La Commission européenne Junker au siège à Bruxelles.

Commission Junker : Commission de la der­nière chance ? © Patricia Cerinsek

Quels sont les moyens mis en œuvre pour lut­ter contre l’é­va­sion fis­cale, dont la Commission a fait une de ses priorités ? 

L’évasion fis­cale est un sujet sur lequel la Commission a plus avancé en deux ans qu’au cours des dix der­nières années. Les scan­dales suc­ces­sifs, Luxleaks, Bahamas Leaks et autres Panama Papers nous ont per­mis de mettre la pres­sion sur les Etats-membres pour avan­cer – car dans le domaine de la fis­ca­lité, la règle, c’est l’u­na­ni­mité. C’est un com­bat qui ne peut être gagné qu’au niveau euro­péen et pour cela nous sui­vons un prin­cipe simple : les mul­ti­na­tio­nales doivent payer leurs impôts là où elles font des bénéfices.

« Mon com­bat pour 2017, c’est la lutte contre la fraude à la TVA,

notam­ment la fraude “car­rou­sel”, qui repré­sente un manque à gagner

de 70 mil­liards d’eu­ros pour les États membres »

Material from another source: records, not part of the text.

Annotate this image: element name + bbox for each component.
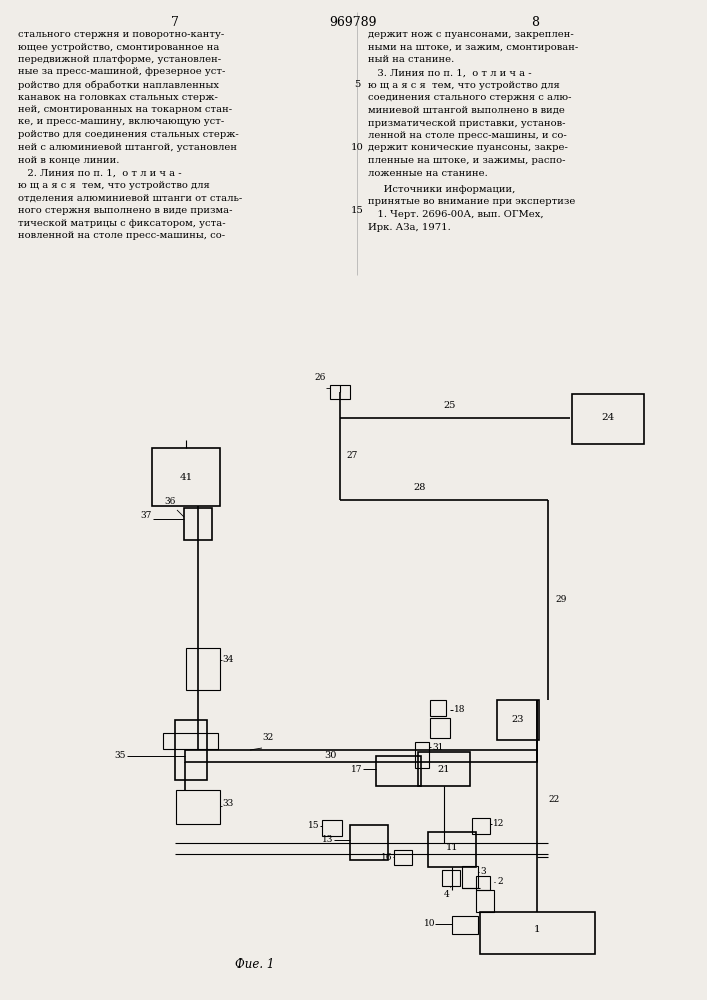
Text: 31: 31 [432, 743, 443, 752]
Bar [472, 818, 490, 834]
Text: призматической приставки, установ-: призматической приставки, установ- [368, 118, 566, 127]
Text: 21: 21 [438, 764, 450, 774]
Text: 23: 23 [512, 716, 525, 724]
Bar [184, 508, 212, 540]
Text: ней, смонтированных на токарном стан-: ней, смонтированных на токарном стан- [18, 105, 232, 114]
Text: ке, и пресс-машину, включающую уст-: ке, и пресс-машину, включающую уст- [18, 117, 224, 126]
Text: ней с алюминиевой штангой, установлен: ней с алюминиевой штангой, установлен [18, 142, 237, 151]
Text: ройство для обработки наплавленных: ройство для обработки наплавленных [18, 80, 219, 90]
Text: 34: 34 [222, 655, 233, 664]
Text: 28: 28 [414, 483, 426, 492]
Text: ложенные на станине.: ложенные на станине. [368, 168, 488, 178]
Text: 22: 22 [548, 796, 559, 804]
Text: ленной на столе пресс-машины, и со-: ленной на столе пресс-машины, и со- [368, 131, 567, 140]
Text: 18: 18 [454, 706, 465, 714]
Text: 36: 36 [165, 497, 176, 506]
Text: 33: 33 [222, 798, 233, 808]
Bar [376, 756, 421, 786]
Text: 27: 27 [346, 450, 357, 460]
Bar [452, 916, 478, 934]
Text: 1: 1 [534, 926, 540, 934]
Text: 29: 29 [555, 595, 566, 604]
Text: держит нож с пуансонами, закреплен-: держит нож с пуансонами, закреплен- [368, 30, 574, 39]
Text: 5: 5 [354, 80, 360, 89]
Text: Ирк. АЗа, 1971.: Ирк. АЗа, 1971. [368, 223, 451, 232]
Bar [394, 850, 412, 865]
Text: миниевой штангой выполнено в виде: миниевой штангой выполнено в виде [368, 106, 565, 115]
Text: 12: 12 [493, 820, 504, 828]
Text: 35: 35 [115, 752, 126, 760]
Bar [163, 733, 218, 749]
Text: 37: 37 [141, 512, 152, 520]
Text: 10: 10 [423, 920, 435, 928]
Text: 17: 17 [351, 764, 362, 774]
Text: 32: 32 [262, 733, 273, 742]
Bar [430, 718, 450, 738]
Text: 13: 13 [322, 836, 333, 844]
Bar [175, 720, 207, 780]
Bar [185, 750, 537, 762]
Text: 30: 30 [324, 750, 337, 760]
Text: ной в конце линии.: ной в конце линии. [18, 155, 119, 164]
Text: 3. Линия по п. 1,  о т л и ч а -: 3. Линия по п. 1, о т л и ч а - [368, 68, 532, 78]
Bar [497, 700, 539, 740]
Text: ный на станине.: ный на станине. [368, 55, 455, 64]
Text: тической матрицы с фиксатором, уста-: тической матрицы с фиксатором, уста- [18, 219, 226, 228]
Text: держит конические пуансоны, закре-: держит конические пуансоны, закре- [368, 143, 568, 152]
Text: ю щ а я с я  тем, что устройство для: ю щ а я с я тем, что устройство для [18, 181, 210, 190]
Text: 2. Линия по п. 1,  о т л и ч а -: 2. Линия по п. 1, о т л и ч а - [18, 168, 182, 178]
Text: 41: 41 [180, 473, 192, 482]
Text: 25: 25 [444, 401, 456, 410]
Text: ные за пресс-машиной, фрезерное уст-: ные за пресс-машиной, фрезерное уст- [18, 68, 226, 77]
Text: 2: 2 [497, 878, 503, 886]
Bar [322, 820, 342, 836]
Text: отделения алюминиевой штанги от сталь-: отделения алюминиевой штанги от сталь- [18, 194, 243, 202]
Text: ными на штоке, и зажим, смонтирован-: ными на штоке, и зажим, смонтирован- [368, 42, 578, 51]
Text: канавок на головках стальных стерж-: канавок на головках стальных стерж- [18, 93, 218, 102]
Text: 1. Черт. 2696-00А, вып. ОГМех,: 1. Черт. 2696-00А, вып. ОГМех, [368, 210, 544, 219]
Text: Источники информации,: Источники информации, [368, 185, 515, 194]
Text: ю щ а я с я  тем, что устройство для: ю щ а я с я тем, что устройство для [368, 81, 560, 90]
Text: принятые во внимание при экспертизе: принятые во внимание при экспертизе [368, 198, 575, 207]
Bar [330, 385, 350, 399]
Text: пленные на штоке, и зажимы, распо-: пленные на штоке, и зажимы, распо- [368, 156, 566, 165]
Text: соединения стального стержня с алю-: соединения стального стержня с алю- [368, 94, 571, 103]
Text: 10: 10 [351, 142, 363, 151]
Text: ющее устройство, смонтированное на: ющее устройство, смонтированное на [18, 42, 219, 51]
Text: 969789: 969789 [329, 16, 377, 29]
Bar [480, 912, 595, 954]
Text: 7: 7 [171, 16, 179, 29]
Text: ного стержня выполнено в виде призма-: ного стержня выполнено в виде призма- [18, 206, 233, 215]
Bar [476, 876, 490, 890]
Text: 15: 15 [308, 822, 320, 830]
Text: передвижной платформе, установлен-: передвижной платформе, установлен- [18, 55, 221, 64]
Text: 4: 4 [444, 890, 450, 899]
Text: ройство для соединения стальных стерж-: ройство для соединения стальных стерж- [18, 130, 239, 139]
Bar [418, 752, 470, 786]
Bar [186, 648, 220, 690]
Bar [462, 866, 478, 888]
Text: 26: 26 [315, 373, 326, 382]
Bar [350, 825, 388, 860]
Text: 15: 15 [351, 206, 363, 215]
Text: 16: 16 [380, 852, 392, 861]
Text: новленной на столе пресс-машины, со-: новленной на столе пресс-машины, со- [18, 231, 225, 240]
Bar [152, 448, 220, 506]
Bar [428, 832, 476, 867]
Bar [476, 890, 494, 912]
Bar [442, 870, 460, 886]
Text: 24: 24 [602, 414, 614, 422]
Text: 3: 3 [480, 867, 486, 876]
Text: стального стержня и поворотно-канту-: стального стержня и поворотно-канту- [18, 30, 224, 39]
Text: Фие. 1: Фие. 1 [235, 958, 274, 971]
Text: 8: 8 [531, 16, 539, 29]
Bar [415, 742, 429, 768]
Text: 11: 11 [445, 844, 458, 852]
Bar [572, 394, 644, 444]
Bar [176, 790, 220, 824]
Bar [430, 700, 446, 716]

Dans cette pers­pec­tive, nous avons signé des accords avec le Lichtenstein, la Suisse, Andorre, Monaco, San Marin, pour qu’il n’y ait plus de secret ban­caire en Europe ; nous avons géné­ra­lisé l’é­change auto­ma­tique d’in­for­ma­tions entre Etats membres ; et nous sommes main­te­nant en train d’é­ta­blir une liste noire euro­péenne des para­dis fis­caux. En bref, nous avons lancé la révo­lu­tion de la transparence !

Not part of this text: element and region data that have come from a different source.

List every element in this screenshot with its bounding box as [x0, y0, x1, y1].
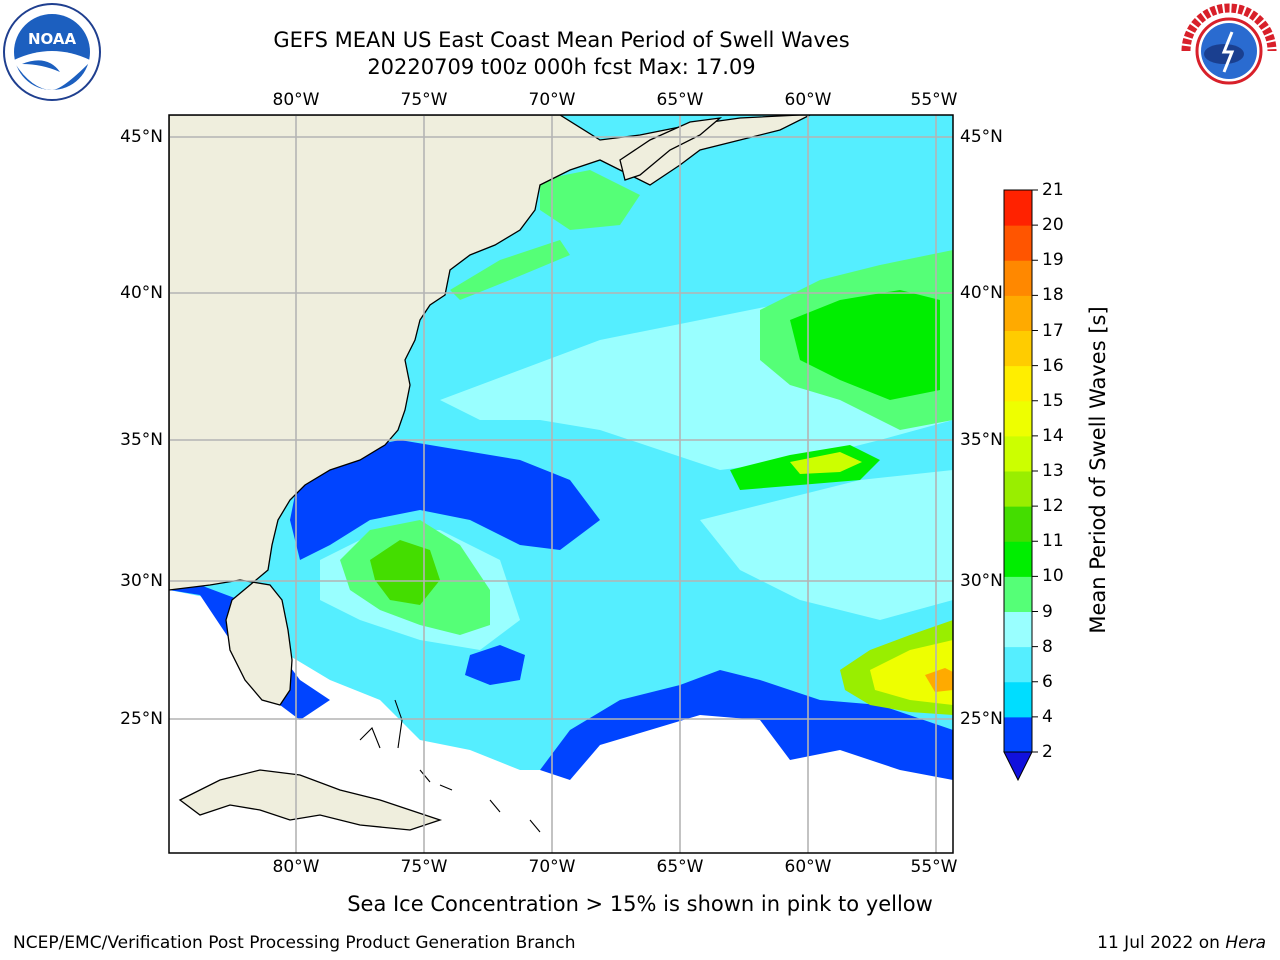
- map-frame: [168, 114, 954, 854]
- footer-date-text: 11 Jul 2022 on: [1097, 933, 1226, 953]
- lat-tick-left: 45°N: [120, 127, 163, 147]
- colorbar-tick-label: 10: [1042, 566, 1064, 587]
- low-period-patch: [465, 645, 525, 685]
- no-data-region: [169, 590, 953, 853]
- colorbar-tick-label: 11: [1042, 531, 1064, 552]
- lon-tick-top: 55°W: [910, 90, 958, 110]
- chart-subtitle: 20220709 t00z 000h fcst Max: 17.09: [367, 55, 756, 79]
- colorbar-segment: [1004, 716, 1032, 753]
- lon-tick-bottom: 65°W: [656, 857, 704, 877]
- lon-tick-bottom: 70°W: [528, 857, 576, 877]
- colorbar-segment: [1004, 330, 1032, 367]
- pale-band-east: [700, 470, 953, 620]
- noaa-logo: NOAA: [2, 2, 102, 102]
- swell-patch-bahamas-core: [370, 540, 440, 605]
- lon-tick-top: 70°W: [528, 90, 576, 110]
- colorbar-tick-label: 21: [1042, 180, 1064, 200]
- colorbar-segment: [1004, 435, 1032, 472]
- colorbar-segment: [1004, 295, 1032, 331]
- colorbar-tick-label: 2: [1042, 742, 1053, 762]
- swell-patch-gulf-of-maine: [540, 170, 640, 230]
- colorbar-segment: [1004, 190, 1032, 226]
- lat-tick-left: 40°N: [120, 283, 163, 303]
- lat-tick-right: 40°N: [960, 283, 1003, 303]
- land-nova-scotia: [619, 117, 723, 181]
- lat-tick-right: 25°N: [960, 709, 1003, 729]
- colorbar-segment: [1004, 365, 1032, 402]
- lat-tick-right: 30°N: [960, 571, 1003, 591]
- lon-tick-bottom: 55°W: [910, 857, 958, 877]
- lat-tick-left: 35°N: [120, 430, 163, 450]
- low-period-band-south: [540, 670, 953, 780]
- lat-tick-right: 45°N: [960, 127, 1003, 147]
- chart-title: GEFS MEAN US East Coast Mean Period of S…: [273, 28, 850, 52]
- lat-tick-left: 30°N: [120, 571, 163, 591]
- lat-tick-left: 25°N: [120, 709, 163, 729]
- colorbar-under-arrow: [1003, 751, 1033, 782]
- footer-credit: NCEP/EMC/Verification Post Processing Pr…: [13, 933, 576, 953]
- land-cuba: [178, 769, 443, 831]
- colorbar-tick-label: 9: [1042, 601, 1053, 622]
- footer-host: Hera: [1225, 933, 1266, 953]
- land-bahamas: [359, 699, 541, 833]
- colorbar-tick-label: 12: [1042, 496, 1064, 517]
- lon-tick-bottom: 75°W: [400, 857, 448, 877]
- footer-date: 11 Jul 2022 on Hera: [1097, 933, 1266, 953]
- map-graticule: [169, 115, 953, 853]
- long-period-patch-core: [870, 640, 953, 705]
- lon-tick-bottom: 80°W: [272, 857, 320, 877]
- colorbar-tick-label: 15: [1042, 390, 1064, 411]
- colorbar-segment: [1004, 471, 1032, 507]
- colorbar-segment: [1004, 400, 1032, 437]
- colorbar-tick-label: 13: [1042, 461, 1064, 481]
- colorbar-segment: [1004, 506, 1032, 542]
- colorbar: [1003, 189, 1038, 782]
- noaa-logo-text: NOAA: [28, 30, 77, 48]
- colorbar-tick-label: 17: [1042, 320, 1064, 341]
- colorbar-tick-label: 20: [1042, 215, 1064, 236]
- colorbar-tick-label: 6: [1042, 671, 1053, 692]
- lon-tick-top: 65°W: [656, 90, 704, 110]
- colorbar-segment: [1004, 681, 1032, 718]
- lon-tick-bottom: 60°W: [784, 857, 832, 877]
- colorbar-tick-label: 4: [1042, 706, 1053, 727]
- colorbar-segment: [1004, 225, 1032, 261]
- colorbar-tick-label: 19: [1042, 250, 1064, 271]
- colorbar-segment: [1004, 646, 1032, 683]
- colorbar-tick-label: 18: [1042, 285, 1064, 306]
- colorbar-tick-label: 16: [1042, 355, 1064, 376]
- lon-tick-top: 60°W: [784, 90, 832, 110]
- colorbar-tick-label: 14: [1042, 425, 1064, 446]
- swell-patch-northeast-core: [790, 290, 940, 400]
- map-plot-area: [169, 115, 953, 853]
- national-weather-service-logo: [1180, 2, 1278, 100]
- low-period-band-bahamas: [290, 440, 600, 560]
- colorbar-segment: [1004, 611, 1032, 648]
- lat-tick-right: 35°N: [960, 430, 1003, 450]
- colorbar-title: Mean Period of Swell Waves [s]: [1086, 306, 1110, 634]
- colorbar-segment: [1004, 260, 1032, 296]
- lon-tick-top: 75°W: [400, 90, 448, 110]
- land-north-america: [169, 115, 811, 706]
- swell-patch-coastal: [450, 240, 570, 300]
- colorbar-segment: [1004, 541, 1032, 577]
- long-period-patch-peak: [925, 668, 953, 692]
- sea-ice-note: Sea Ice Concentration > 15% is shown in …: [347, 892, 933, 916]
- lon-tick-top: 80°W: [272, 90, 320, 110]
- colorbar-tick-label: 8: [1042, 636, 1053, 657]
- colorbar-segment: [1004, 576, 1032, 612]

Parallèlement, nous avons éga­le­ment lancé la révo­lu­tion de la sim­pli­cité, avec l’ACCIS (assiette com­mune conso­li­dée pour l’im­pôt sur les socié­tés) et la réforme de la TVA sur le com­merce en ligne. Mon com­bat pour 2017, c’est la lutte contre la fraude à la TVA, notam­ment la fraude « car­rou­sel », qui repré­sente un manque à gagner de 70 mil­liards d’eu­ros pour les Etats membres. Dans le contexte éco­no­mique que nous connais­sons, alors que la pres­sion fis­cale sur les ménages est forte, tout euro de fraude est un euro de trop ! C’est aussi moins de ser­vices publics, moins d’in­ves­tis­se­ment… C’est tout sim­ple­ment insupportable.

Propos recueillis par Patricia Cerinsek

* Pierre Moscovici échan­gera avec les Grenoblois ce ven­dredi 10 février à 17 heures dans les locaux de GEM. Un « dia­logue citoyen » construit sur le thème de « L’euro : frein ou moteur pour la crois­sance ou l’emploi ? » est ouvert au public sur inscription.